List of completed projects.
Chang-Ming Yeh
Principal | Court Facility Planner

Chang-Ming has been a judicial facility planner with the National Center since 1987 and worked extensively in the area of facility and security planning for state and local court systems.  He is the author of the Americans with Disabilities Act Court Facility Reference Guide (NCSC 1992).  He is also the co-author of The Courthouse: A Planning and Design Guide for Court Facilities (NCSC), 1991.

Chang-Ming co-authored of the Colorado Judicial Facility Standards for the Colorado Supreme Court in the late 1990s.  He served as a committee member on the Access Issues Task Force, National Court Reporter Association, and as a project advisory committee member of Strategies for Court Compliance with the Access Provisions of the Americans with Disabilities Act, American Bar Association.  Chang-Ming received a B.S. in Architecture and Urban Planning from Chinese Culture University, Taiwan; an M.S. in Architecture Engineering, and an M.S. in Computer Science from the University of Kansas.


David Sayles
Analyst | Court Facility Planner

David is a graduate of the University of Colorado, Boulder, and holds a Bachelor's degree in Environmental Design and Panning.  At the NCSC, he has 15 years of experience assessing court facility needs and assisting in the delivery of court facilities planning projects.

As a planning analyst, David specializes in the statistical and data analysis of court workloads and court systems.  He assists the court in projecting their future staffing needs by summarizing statistical findings and conducting surveys.

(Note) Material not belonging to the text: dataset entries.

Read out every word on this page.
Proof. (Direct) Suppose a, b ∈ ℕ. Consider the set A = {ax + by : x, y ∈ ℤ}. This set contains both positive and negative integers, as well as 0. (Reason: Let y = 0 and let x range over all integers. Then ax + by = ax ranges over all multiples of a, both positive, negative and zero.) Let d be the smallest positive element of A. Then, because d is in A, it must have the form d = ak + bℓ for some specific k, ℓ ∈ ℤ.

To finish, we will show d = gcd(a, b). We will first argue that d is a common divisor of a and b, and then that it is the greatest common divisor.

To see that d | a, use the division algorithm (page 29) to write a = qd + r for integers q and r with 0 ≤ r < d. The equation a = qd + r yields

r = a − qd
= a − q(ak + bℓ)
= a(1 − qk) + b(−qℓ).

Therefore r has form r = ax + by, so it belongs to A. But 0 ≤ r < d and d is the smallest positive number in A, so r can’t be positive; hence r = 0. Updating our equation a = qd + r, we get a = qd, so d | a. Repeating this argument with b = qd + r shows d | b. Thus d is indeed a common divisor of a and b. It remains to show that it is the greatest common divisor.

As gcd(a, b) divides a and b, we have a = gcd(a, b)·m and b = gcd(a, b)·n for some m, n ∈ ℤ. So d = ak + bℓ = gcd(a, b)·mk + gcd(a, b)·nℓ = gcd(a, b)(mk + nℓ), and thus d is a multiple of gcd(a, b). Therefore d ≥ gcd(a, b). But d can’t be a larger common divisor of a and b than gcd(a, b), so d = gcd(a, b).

The information David collects and summarizes is used to determine space needs and requirements in the courthouse.


Allison McKenzie, AIA, LEED Green Associate
Senior Architect  |  Court Facility Planner

Allison is a Registered Architect and Senior Court Planning Consultant at the NCSC.  She is a member of the American Institute of Architects and holds a Bachelor of Architecture from the University of Arkansas, 1997.  Before joining the National Center, she worked as an Architect on master planning, programming, planning, and design projects of various types.

In 2017 she began working with the NCSC as a Senior Architect and court facility planner.  Allison has the unique perspective of having worked as an Architect on courthouse projects and as a consultant to Architects, the court, and county governing agencies.  Allison can provide architectural design peer reviews, conceptual and schematic design drawings, space programming, building code and zoning analyses, building assessments, and facility master planning.

Her projects have been featured in publications including Architectural Record, Architecture and Urbanism, and Interior Design magazines.  Most recently, Allison co-authored What will shape the future of Courthouse Design?, which will be published in the NCSC's Future Trends Publication.


Nathan Hall, RA, LEED AP BD+C
Principal  |  Court Facility Planner

Nathan is a registered Architect and Principal Court Consultant at the National Center for State Courts. Since joining the National Center in 2008, he has been involved in over 100 court facility projects for state and local courts across the nation.

At the National Center, Nathan provides expert consultation and technical assistance to state and local courts, local and county governments, and private industry design firms on courthouse facility planning and design projects. Areas of expertise include operational assessment and strategic planning analysis, conceptual and schematic design development, architectural design peer review, court security, and court technology requirements analysis.

Nathan provides training nationally to professionals regarding courthouse planning and design as well as courthouse security and is the primary editor of the NCSC publication, Steps to Best Practices for Court Building Security.  He has published multiple articles on the subject of innovation in courthouse planning appearing in Courts Today and in the NCSC Future Trends series.